After getting this technique working properly Tim was asked by the London Science Museum to be part of the “Who Am I?” exhibit that was recently running. Tim made a version of his experiment that involved cartoon dinosaurs, and visitors to the museum were able to take part in the experiment and ‘evolve’ their own optimal dinosaur in about 5 minutes. Over the 11 weeks that the exhibit was in place Tim and his team were able to test 1400 people (aged from 3 to 76, and from 45 countries!) , which certainly means it’s one of the biggest eye-movement experiments ever conducted, and maybe even the biggest ever. A lot more information about the experiment and some really good explanatory videos can be found on the project’s website. Tim tells me he’s currently analyzing the massive amount of data that was acquired in the project, and I’ll definitely post an update here when he’s finished and has some results to share. If you’re desperate to try the task yourself, it will be running again as part of Royal Holloway University’s Science Open Day in February 2012.

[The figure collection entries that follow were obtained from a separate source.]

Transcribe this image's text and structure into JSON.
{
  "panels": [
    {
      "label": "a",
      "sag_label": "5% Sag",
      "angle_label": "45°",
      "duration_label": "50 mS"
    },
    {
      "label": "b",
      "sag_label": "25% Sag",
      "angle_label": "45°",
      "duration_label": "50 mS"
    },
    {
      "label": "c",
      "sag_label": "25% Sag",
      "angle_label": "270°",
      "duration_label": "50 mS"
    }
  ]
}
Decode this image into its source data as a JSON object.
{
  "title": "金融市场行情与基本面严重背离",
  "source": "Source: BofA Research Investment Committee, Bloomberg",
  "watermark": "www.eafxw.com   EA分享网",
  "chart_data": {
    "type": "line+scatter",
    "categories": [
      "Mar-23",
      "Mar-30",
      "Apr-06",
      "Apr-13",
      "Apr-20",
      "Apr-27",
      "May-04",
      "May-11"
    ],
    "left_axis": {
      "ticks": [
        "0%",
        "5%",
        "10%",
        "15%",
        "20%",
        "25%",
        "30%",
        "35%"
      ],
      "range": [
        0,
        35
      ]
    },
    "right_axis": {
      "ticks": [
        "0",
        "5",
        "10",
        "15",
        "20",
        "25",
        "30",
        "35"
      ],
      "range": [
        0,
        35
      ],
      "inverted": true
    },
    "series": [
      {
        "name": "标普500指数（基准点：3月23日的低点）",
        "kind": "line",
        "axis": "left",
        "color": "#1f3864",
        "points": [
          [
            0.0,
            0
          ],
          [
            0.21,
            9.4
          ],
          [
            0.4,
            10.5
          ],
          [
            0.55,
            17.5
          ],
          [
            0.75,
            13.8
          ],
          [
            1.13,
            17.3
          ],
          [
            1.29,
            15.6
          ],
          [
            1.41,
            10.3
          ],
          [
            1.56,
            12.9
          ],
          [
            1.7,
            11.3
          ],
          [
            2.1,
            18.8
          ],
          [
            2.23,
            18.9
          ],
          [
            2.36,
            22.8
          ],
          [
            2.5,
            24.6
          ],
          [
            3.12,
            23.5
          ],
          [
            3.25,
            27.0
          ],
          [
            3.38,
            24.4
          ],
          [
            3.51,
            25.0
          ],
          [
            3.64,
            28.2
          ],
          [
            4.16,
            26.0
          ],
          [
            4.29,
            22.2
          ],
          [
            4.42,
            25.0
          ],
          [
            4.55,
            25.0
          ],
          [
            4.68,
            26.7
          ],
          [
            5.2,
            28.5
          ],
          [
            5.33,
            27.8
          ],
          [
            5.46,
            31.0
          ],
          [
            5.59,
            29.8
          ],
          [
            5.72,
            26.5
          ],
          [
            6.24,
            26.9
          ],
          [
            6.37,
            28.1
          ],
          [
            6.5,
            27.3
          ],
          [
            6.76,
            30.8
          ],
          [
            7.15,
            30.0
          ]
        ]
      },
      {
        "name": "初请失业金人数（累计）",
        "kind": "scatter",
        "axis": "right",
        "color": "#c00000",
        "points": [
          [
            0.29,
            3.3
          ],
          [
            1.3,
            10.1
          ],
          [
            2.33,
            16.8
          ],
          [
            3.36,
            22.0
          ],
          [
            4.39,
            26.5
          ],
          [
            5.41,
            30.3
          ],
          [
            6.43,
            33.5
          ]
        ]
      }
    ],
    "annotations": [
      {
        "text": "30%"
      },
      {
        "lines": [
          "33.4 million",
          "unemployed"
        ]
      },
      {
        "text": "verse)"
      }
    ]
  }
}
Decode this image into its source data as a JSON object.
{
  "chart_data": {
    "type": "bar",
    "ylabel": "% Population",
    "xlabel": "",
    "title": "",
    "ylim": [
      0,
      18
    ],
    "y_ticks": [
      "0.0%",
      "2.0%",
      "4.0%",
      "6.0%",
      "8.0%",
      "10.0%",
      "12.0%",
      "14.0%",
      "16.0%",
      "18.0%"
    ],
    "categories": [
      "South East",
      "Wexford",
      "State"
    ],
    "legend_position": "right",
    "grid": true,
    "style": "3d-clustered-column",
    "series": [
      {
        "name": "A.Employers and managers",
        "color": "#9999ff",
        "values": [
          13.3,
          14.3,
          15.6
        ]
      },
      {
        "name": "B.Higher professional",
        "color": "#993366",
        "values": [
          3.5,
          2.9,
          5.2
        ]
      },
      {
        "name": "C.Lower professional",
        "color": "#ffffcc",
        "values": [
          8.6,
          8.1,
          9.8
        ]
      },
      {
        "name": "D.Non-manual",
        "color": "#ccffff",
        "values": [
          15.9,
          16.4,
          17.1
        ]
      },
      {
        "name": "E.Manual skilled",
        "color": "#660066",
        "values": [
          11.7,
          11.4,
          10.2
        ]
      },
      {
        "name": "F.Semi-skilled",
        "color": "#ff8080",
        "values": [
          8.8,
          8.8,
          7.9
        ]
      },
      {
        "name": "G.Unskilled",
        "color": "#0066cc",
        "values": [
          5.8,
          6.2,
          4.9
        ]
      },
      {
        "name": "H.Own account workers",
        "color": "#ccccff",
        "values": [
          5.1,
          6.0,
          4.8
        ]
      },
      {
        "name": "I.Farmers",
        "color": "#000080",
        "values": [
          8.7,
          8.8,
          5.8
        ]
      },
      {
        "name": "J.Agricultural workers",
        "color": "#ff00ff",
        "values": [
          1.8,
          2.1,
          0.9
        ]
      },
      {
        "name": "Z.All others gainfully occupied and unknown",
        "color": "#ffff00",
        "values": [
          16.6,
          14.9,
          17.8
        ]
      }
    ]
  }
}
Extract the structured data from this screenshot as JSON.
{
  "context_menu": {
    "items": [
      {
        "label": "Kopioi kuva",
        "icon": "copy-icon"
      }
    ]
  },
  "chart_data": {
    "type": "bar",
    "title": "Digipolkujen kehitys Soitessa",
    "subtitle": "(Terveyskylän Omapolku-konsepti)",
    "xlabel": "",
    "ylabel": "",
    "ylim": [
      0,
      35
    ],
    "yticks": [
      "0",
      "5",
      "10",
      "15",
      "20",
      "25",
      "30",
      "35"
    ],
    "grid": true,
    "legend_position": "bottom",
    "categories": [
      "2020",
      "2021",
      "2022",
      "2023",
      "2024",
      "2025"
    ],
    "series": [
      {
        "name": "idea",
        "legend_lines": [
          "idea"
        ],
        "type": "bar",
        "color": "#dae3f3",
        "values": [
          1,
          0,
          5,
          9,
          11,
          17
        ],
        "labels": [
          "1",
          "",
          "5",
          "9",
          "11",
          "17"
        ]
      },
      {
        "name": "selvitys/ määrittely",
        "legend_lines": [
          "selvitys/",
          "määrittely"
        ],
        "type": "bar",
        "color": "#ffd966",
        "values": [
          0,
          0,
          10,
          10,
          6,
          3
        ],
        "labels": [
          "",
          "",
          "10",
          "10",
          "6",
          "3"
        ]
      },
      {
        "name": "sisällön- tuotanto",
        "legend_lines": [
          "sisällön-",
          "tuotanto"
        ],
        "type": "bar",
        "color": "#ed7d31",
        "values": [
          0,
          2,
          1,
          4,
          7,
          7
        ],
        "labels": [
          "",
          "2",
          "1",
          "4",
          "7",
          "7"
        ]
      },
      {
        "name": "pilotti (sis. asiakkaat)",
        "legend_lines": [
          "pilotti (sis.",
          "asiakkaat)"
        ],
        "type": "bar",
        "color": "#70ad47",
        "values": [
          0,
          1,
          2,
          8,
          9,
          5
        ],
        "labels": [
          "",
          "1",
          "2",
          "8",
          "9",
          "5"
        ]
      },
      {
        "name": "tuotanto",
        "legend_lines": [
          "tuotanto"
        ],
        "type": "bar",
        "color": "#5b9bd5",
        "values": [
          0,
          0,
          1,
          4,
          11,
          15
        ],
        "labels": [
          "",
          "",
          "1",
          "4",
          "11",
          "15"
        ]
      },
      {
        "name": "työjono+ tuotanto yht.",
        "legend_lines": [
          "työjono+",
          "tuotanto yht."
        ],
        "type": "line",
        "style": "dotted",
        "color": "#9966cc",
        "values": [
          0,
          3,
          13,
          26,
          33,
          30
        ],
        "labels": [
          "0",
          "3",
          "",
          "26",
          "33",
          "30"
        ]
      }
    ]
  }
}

Tim’s next projects are working with colleagues at the University of Liverpool on a study of preference for symmetry, and working with a charity called SpecialEffect to adapt his eye-gaze-driven evolutionary algorithm into a computer interface and learning tool for children with disabilities. This is, needless to say, totally awesome, and furthermore shows that even the most technical and data-driven areas of psychology research (like eye-movements) really can have solid, real world applications, given the right context and most importantly, the right technology.
*Also, eye-tracking/head-tracking at the lower resolution end is becoming much cheaper and more accessible and can now be done using simple webcams. The precision of such systems is much less (about 5 degrees of visual angle) than specialised hardware, but still good enough for a whole range of applications. You can expect to see this technology coming to a PC (and even an iPad) near you very soon!